3 O Quadro Valor de Lugar nos Módulos do Projeto Logos II: relações entre a formação de professores, Matemática e materiais pedagógicos
De acordo com Valente (2008), o Movimento da Matemática Moderna (MMM) é uma expressão utilizada nos estudos sobre o ensino da Matemática, que caracteriza um período em que foram elaboradas novas referências para a disciplina de Matemática escolar. Após a Segunda Guerra Mundial, os Estados Unidos lançaram o Plano Marshall, de ajuda aos países europeus. Nesse plano, inseriu-se uma proposta de mudança da Matemática escolar, que foi traduzida numa proposta de internacionalizar essa disciplina, tornando-a mais “científica”, ou seja, mais próxima da Matemática dos cursos superiores (VALENTE 2008). Diversos professores brasileiros foram aos Estados Unidos para ter contato com essas novas referências. Na oficina que realizamos no INTEGRAP 2017, foi abordado um pouco sobre a vida do professor Osvaldo Sangiorgi, um dos principais expoentes do MMM no Brasil (VALENTE, 2008). Sangiorgi (1921-2017) foi professor de Matemática no Estado de São Paulo e autor de diversos livros de Matemática que abordavam em sua estrutura os ideais do MMM.

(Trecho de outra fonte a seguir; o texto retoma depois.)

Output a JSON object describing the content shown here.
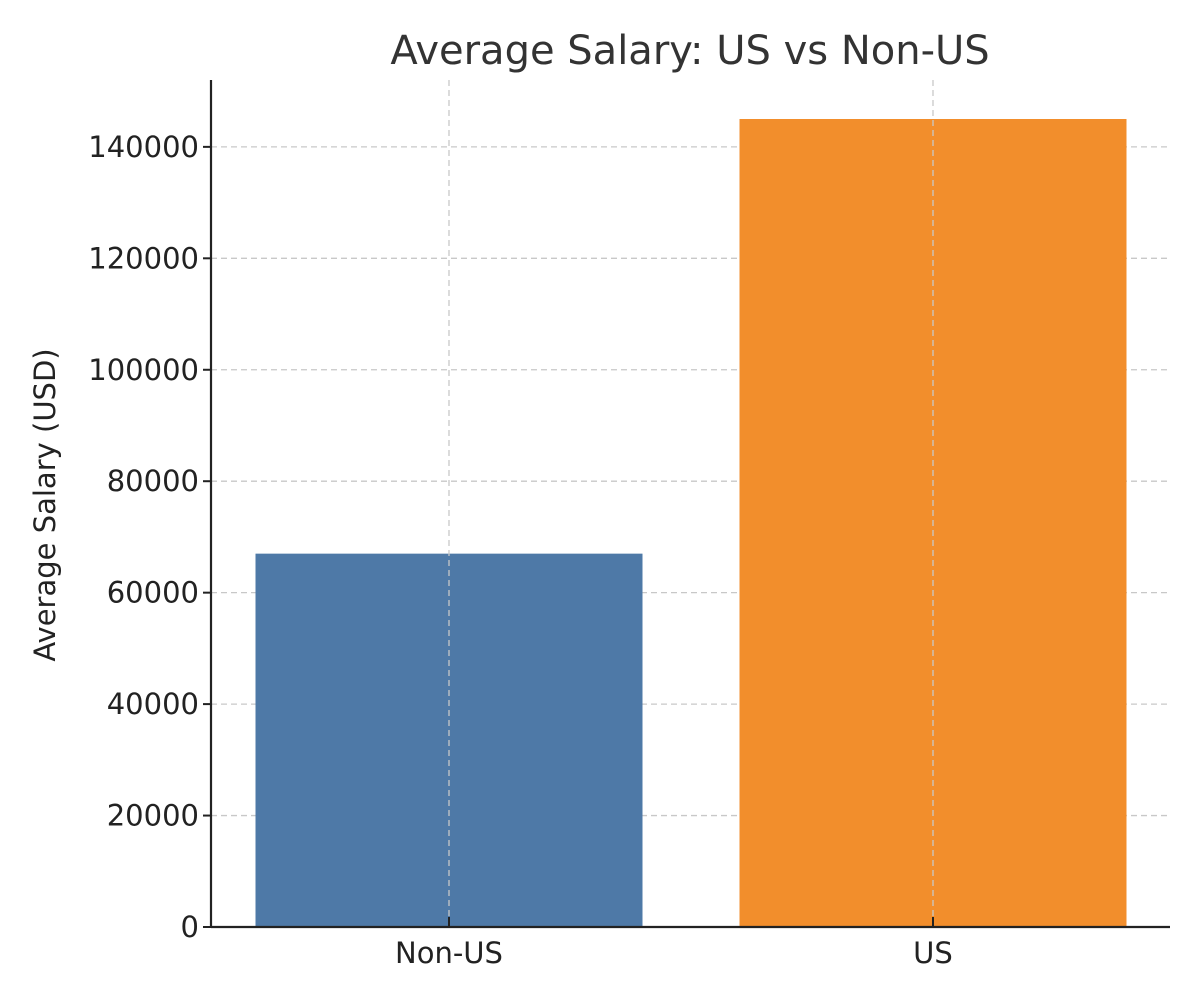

A partir de 1960, a proposta do MMM ganhou espaço nos currículos do ensino de Matemática de muitos países e, da mesma forma, no Brasil muitos estados absorveram esses ideários do MMM. O movimento defendia uma estrutura comum para o ensino de Matemática, a qual podia ser abordada em todas as séries iniciais. De acordo com Wielewski (2008), a teoria dos conjuntos constituía um exemplo de estrutura que poderia ser empregado universalmente no ensino da disciplina. Assim, a teoria dos conjuntos entraria como um elo entre os diversos campos da Matemática, quais sejam, as estruturas lógicas, algébricas e topológicas. Tais pressupostos eram difundidos, principalmente, por um grupo de matemáticos denominado Bourbaki2.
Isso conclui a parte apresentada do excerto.